Observando el debate televisivo protagonizado por los cinco candidatos a la alcaldía de Barcelona, en TV3, llegamos a la incontestable conclusión de que la política barcelonesa y por definición la catalana, mantienen una cordura y un buen tono que se echa a faltar en el resto de territorios estatales. Hay diferencias profundas y casi insalvables, como no podía ser de otra manera, pero la manera de afrontar la disparidad de criterio se hace con firmeza pero sin por ello perder de vista la tolerancia y la elegancia.
Intentaré pues dar mi visión, particular y partidista por supuesto, de como han afrontado el debate los cinco aspirantes y como creo que se posicionan ante el envite electoral. Siempre desde una visión muy general y poco detallada como es lógico.
- Jordi Hereu. Creo que será alcalde sin demasiados problemas. Mantiene una coherencia y una cadencia indiscutibles que se transmiten en todo momento, destilando una seguridad que se avala consecuentemente por una rotundidad demostrada en el conocimiento de unos datos bien estudiados. En su contra, una reiteración enfermiza de focalizar el enfrentamiento con CiU, evitando ninguna crítica a los socios del consistorio y ninguneando obviamente a la minoría irrelevante personificada por el PP.
- Xavier Trias. Derrotado y desfasado. Un pequeño juguete en las manos maquiavélicas de Mayol y Hereu. En ningún momento dio la sensación de creerse demasiado en serio que tiene una mínima posibilidad de conseguir la alcaldía. Un personaje vencido y anacrónico que dudo aguante en la oposición toda la legislatura. Convergencia debería cambiar su estrategia electoral y apostar por soluciones menos tibias que intentasen posicionarse en los problemas reales de la gente, dejándose de retóricas sociales que después de 23 años de despropósitos ya no tienen ningún sentido.
- Alberto Fernández Díaz. Ausente y absurdo en su conjunto. Disparar contra todos recalcando que la soledad del desierto será prácticamente eterna. Nadie, incluido el moderador, tuvieron la mínima oportunidad de tomárselo en serio, sus teorías y soluciones son tan descabelladas y ridículas que apenas provocan algo más que una irónica sonrisa.
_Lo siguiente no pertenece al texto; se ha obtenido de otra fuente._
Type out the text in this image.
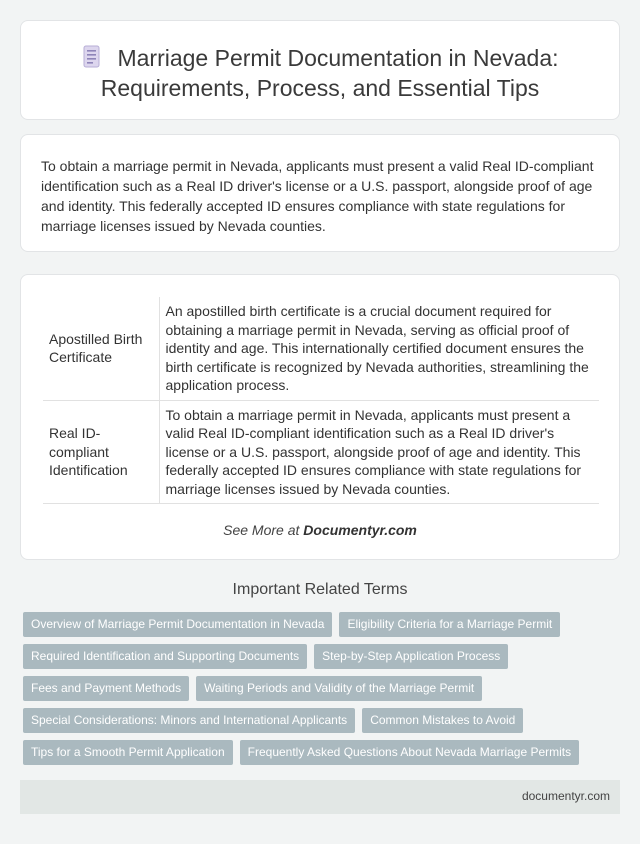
Marriage Permit Documentation in Nevada:
Requirements, Process, and Essential Tips

To obtain a marriage permit in Nevada, applicants must present a valid Real ID-compliant identification such as a Real ID driver's license or a U.S. passport, alongside proof of age and identity. This federally accepted ID ensures compliance with state regulations for marriage licenses issued by Nevada counties.

Apostilled Birth Certificate	An apostilled birth certificate is a crucial document required for obtaining a marriage permit in Nevada, serving as official proof of identity and age. This internationally certified document ensures the birth certificate is recognized by Nevada authorities, streamlining the application process.
Real ID-compliant Identification	To obtain a marriage permit in Nevada, applicants must present a valid Real ID-compliant identification such as a Real ID driver's license or a U.S. passport, alongside proof of age and identity. This federally accepted ID ensures compliance with state regulations for marriage licenses issued by Nevada counties.
See More at Documentyr.com
Important Related Terms
Overview of Marriage Permit Documentation in Nevada Eligibility Criteria for a Marriage Permit
Required Identification and Supporting Documents Step-by-Step Application Process
Fees and Payment Methods Waiting Periods and Validity of the Marriage Permit
Special Considerations: Minors and International Applicants Common Mistakes to Avoid
Tips for a Smooth Permit Application Frequently Asked Questions About Nevada Marriage Permits
documentyr.com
Es muy difícil estar tan ajeno a la realidad que te rodea y encima estar tan orgulloso de ello, tal y como lo ha demostrado el señor Fernández. Aún así, se le demostró un cierto aprecio personal que le incluía misericordiosamente en las relaciones personales entre los cinco candidatos.
- Jordi Portabella. Hechuras de seriedad y saber estar. Una demostración palpable de que el soberanismo político puede llegar a ser tan cercano como para estar presente en unas elecciones municipales. Congruencia manifestada ampliamente, poniendo un necesario acento en los temas sociales de primera necesidad. Política de izquierdas y progresista sin ambages y sin maquillajes que distorsionen el mensaje. Le faltó un cierto empuje ofensivo ante el desastre argumental de la única alternativa presentada, la del señor Trias. Ese reverencial respeto que se sigue manteniendo desde ERC a los convergentes y que sólo supone un lastre a la hora de constatar la calamidad de una nefasta y larguísima actuación.
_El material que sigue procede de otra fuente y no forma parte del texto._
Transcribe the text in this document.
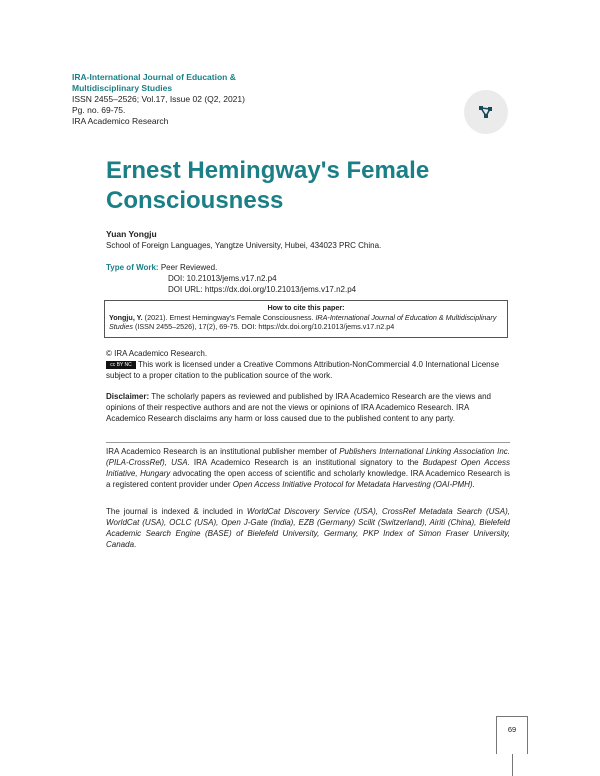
IRA-International Journal of Education &
Multidisciplinary Studies
ISSN 2455–2526; Vol.17, Issue 02 (Q2, 2021)
Pg. no. 69-75.
IRA Academico Research
Ernest Hemingway's Female Consciousness
Yuan Yongju
School of Foreign Languages, Yangtze University, Hubei, 434023 PRC China.
Type of Work: Peer Reviewed.
DOI: 10.21013/jems.v17.n2.p4
DOI URL: https://dx.doi.org/10.21013/jems.v17.n2.p4
How to cite this paper:
Yongju, Y. (2021). Ernest Hemingway's Female Consciousness. IRA-International Journal of Education & Multidisciplinary Studies (ISSN 2455–2526), 17(2), 69-75. DOI: https://dx.doi.org/10.21013/jems.v17.n2.p4
© IRA Academico Research.
cc BY NC This work is licensed under a Creative Commons Attribution-NonCommercial 4.0 International License subject to a proper citation to the publication source of the work.
Disclaimer: The scholarly papers as reviewed and published by IRA Academico Research are the views and opinions of their respective authors and are not the views or opinions of IRA Academico Research. IRA Academico Research disclaims any harm or loss caused due to the published content to any party.
IRA Academico Research is an institutional publisher member of Publishers International Linking Association Inc. (PILA-CrossRef), USA. IRA Academico Research is an institutional signatory to the Budapest Open Access Initiative, Hungary advocating the open access of scientific and scholarly knowledge. IRA Academico Research is a registered content provider under Open Access Initiative Protocol for Metadata Harvesting (OAI-PMH).
The journal is indexed & included in WorldCat Discovery Service (USA), CrossRef Metadata Search (USA), WorldCat (USA), OCLC (USA), Open J-Gate (India), EZB (Germany) Scilit (Switzerland), Airiti (China), Bielefeld Academic Search Engine (BASE) of Bielefeld University, Germany, PKP Index of Simon Fraser University, Canada.
69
- Imma Mayol. Todo un carácter combativo, intentando ser la voz de la conciencia de una sociedad que cambia día a día. Recalca desmesuradamente el carácter comunitario de las políticas más elementales. Preparada para la confrontación directa, señalo reiteradamente un seguidismo de las actuaciones realizadas hasta el momento, sin la mínima sombra de autocrítica, asignando de antemano el apoyo incondicional a los socialistas. Perdió mucho tiempo y esfuerzo en argumentarle con vehemencia ciertos temas al candidato del PP, que por las palabras de este ultimo, ya quedaban desautorizadas con su sola pronunciación y no necesitaban una cansina reiteración.
En fin, un debate inteligente y cordial donde se pudo observar sin necesidad de demasiada futurología que las cosas seguirán más o menos como estaban. De “Ciudadanos”, evidentemente nada. Tendrán en las municipales la misma representatividad marginal y esperpéntica que en las autonómicas.